The list of the Green Left Party (YSP) includes the most female parliamentary candidates with 40 percent of the total, according to the Mezopotamya news agency.

A total of 37.6 percent of the nationalist İYİ (Good) Party’s parliamentary candidates are women, while that figure is 26.3 percent for the Republican People’s Party (CHP).

The pro-Kurdish Peoples’ Democratic Party HDP decided to run under the banner of the YSP in the parliamentary elections in a bid to circumvent the risks that could emerge from its possible closure ahead of the elections.

The HDP is facing a closure case on terrorism charges that was filed in March 2021 and could be concluded before the elections since the Constitutional Court, which is hearing the case, has rejected the HDP’s request to delay the verdict until after the elections.
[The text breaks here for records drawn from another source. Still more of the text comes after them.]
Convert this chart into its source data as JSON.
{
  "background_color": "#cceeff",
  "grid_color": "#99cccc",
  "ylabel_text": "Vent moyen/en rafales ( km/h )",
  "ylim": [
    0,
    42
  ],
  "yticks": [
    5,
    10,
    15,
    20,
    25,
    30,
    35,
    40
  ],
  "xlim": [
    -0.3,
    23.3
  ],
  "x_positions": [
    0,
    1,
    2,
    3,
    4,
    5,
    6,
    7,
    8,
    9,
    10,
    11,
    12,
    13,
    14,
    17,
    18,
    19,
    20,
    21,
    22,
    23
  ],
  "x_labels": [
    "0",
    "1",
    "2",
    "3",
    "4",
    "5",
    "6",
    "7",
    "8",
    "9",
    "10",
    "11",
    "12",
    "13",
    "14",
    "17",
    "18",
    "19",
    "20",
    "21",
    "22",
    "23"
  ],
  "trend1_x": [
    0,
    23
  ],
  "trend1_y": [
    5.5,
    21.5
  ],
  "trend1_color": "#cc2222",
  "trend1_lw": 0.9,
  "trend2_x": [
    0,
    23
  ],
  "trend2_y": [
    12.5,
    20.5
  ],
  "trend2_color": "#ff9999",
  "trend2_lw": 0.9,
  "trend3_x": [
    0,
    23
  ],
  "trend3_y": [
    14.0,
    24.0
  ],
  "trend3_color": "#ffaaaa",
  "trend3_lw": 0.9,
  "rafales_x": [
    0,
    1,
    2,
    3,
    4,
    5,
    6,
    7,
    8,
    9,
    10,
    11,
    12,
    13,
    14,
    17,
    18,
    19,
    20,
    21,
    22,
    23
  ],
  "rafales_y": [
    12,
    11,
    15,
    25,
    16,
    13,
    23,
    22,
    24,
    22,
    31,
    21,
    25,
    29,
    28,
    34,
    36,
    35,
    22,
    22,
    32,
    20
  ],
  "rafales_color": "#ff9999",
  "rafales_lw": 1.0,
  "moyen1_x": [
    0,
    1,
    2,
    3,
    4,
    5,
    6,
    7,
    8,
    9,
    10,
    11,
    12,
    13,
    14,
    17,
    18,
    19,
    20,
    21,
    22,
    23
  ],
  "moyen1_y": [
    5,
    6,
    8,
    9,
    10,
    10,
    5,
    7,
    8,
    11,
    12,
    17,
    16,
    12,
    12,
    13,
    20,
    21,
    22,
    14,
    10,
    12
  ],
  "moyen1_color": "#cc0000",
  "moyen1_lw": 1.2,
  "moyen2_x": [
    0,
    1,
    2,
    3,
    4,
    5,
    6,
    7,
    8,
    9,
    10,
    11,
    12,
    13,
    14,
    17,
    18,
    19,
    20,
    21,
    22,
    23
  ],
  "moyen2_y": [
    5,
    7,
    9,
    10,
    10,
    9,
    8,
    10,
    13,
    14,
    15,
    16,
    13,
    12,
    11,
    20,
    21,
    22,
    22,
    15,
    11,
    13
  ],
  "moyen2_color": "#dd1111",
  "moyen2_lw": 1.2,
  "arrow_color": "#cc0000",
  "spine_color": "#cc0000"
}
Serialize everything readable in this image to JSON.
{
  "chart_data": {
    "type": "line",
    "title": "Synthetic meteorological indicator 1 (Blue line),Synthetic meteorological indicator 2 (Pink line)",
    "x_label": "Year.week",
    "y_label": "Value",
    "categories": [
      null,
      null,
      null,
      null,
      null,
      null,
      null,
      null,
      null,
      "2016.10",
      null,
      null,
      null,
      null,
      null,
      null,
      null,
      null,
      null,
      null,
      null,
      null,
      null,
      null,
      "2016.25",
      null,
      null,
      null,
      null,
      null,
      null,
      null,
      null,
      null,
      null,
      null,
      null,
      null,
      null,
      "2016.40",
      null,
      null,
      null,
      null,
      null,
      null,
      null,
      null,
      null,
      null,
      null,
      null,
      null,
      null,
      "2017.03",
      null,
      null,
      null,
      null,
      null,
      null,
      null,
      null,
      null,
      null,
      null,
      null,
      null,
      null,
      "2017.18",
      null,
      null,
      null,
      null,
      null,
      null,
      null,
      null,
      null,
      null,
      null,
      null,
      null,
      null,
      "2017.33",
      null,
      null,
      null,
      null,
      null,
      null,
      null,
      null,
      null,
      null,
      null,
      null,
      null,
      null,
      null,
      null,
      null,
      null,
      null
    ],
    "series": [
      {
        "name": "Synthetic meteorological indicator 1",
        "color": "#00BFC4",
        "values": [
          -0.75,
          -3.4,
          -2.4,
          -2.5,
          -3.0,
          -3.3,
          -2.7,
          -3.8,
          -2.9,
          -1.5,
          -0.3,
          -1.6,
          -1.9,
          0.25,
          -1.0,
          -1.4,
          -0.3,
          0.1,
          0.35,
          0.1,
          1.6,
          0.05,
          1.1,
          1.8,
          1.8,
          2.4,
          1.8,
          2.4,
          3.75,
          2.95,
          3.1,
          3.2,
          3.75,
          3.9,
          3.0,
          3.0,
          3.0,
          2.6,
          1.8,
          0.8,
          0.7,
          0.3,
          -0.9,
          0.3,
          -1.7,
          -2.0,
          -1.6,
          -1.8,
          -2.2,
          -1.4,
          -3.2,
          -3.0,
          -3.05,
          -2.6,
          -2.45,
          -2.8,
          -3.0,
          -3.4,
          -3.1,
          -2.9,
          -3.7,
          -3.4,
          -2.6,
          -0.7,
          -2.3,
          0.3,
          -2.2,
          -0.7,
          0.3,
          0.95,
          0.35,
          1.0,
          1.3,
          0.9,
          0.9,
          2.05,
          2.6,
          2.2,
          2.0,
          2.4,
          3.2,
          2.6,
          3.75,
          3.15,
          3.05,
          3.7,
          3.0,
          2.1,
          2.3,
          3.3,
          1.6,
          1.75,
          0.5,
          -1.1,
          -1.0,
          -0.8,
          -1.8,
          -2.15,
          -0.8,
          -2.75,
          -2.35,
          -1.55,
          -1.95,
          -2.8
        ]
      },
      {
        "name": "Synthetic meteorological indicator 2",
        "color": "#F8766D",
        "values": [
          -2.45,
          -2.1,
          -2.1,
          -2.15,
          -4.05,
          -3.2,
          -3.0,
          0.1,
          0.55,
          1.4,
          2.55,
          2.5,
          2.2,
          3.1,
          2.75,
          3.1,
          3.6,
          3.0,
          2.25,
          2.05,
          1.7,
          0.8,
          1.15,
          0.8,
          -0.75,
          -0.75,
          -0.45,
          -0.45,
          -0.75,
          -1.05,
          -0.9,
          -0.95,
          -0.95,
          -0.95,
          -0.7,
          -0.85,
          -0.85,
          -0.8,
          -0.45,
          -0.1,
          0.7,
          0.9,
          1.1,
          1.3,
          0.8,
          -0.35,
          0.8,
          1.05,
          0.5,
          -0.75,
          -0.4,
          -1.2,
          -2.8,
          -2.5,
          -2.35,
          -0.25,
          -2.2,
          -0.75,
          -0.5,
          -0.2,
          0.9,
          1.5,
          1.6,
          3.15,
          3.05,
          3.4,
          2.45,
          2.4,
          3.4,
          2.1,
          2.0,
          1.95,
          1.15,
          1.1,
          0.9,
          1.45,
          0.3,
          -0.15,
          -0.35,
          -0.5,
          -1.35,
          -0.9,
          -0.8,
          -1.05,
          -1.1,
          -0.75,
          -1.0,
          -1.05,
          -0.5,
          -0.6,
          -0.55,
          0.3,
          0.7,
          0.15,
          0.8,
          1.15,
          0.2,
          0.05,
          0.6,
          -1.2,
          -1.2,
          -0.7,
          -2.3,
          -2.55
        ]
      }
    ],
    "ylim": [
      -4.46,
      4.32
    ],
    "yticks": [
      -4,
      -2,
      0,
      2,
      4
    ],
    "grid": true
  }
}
According to Mezopotamya, 19 percent of the ruling Justice and Development Party (AKP) and 12 percent of the far-right Nationalist Movement Party (MHP) candidates are women.

Female representation in parliament was 9.1 percent in 2007, 14.3 percent in 2011, 14.7 percent in 2015 and 17.1 percent in 2018.

According to Turkish media reports, each party in President Recep Tayyip Erdoğan’s People’s Alliance – the ruling AKP, MHP, the Great Unity Party (BBP) and the New Welfare Party (YRP) – submitted their own lists, while the rival Nation Alliance, an opposition bloc of six parties, will compete in the election under the main opposition CHP and the nationalist İYİ Party lists.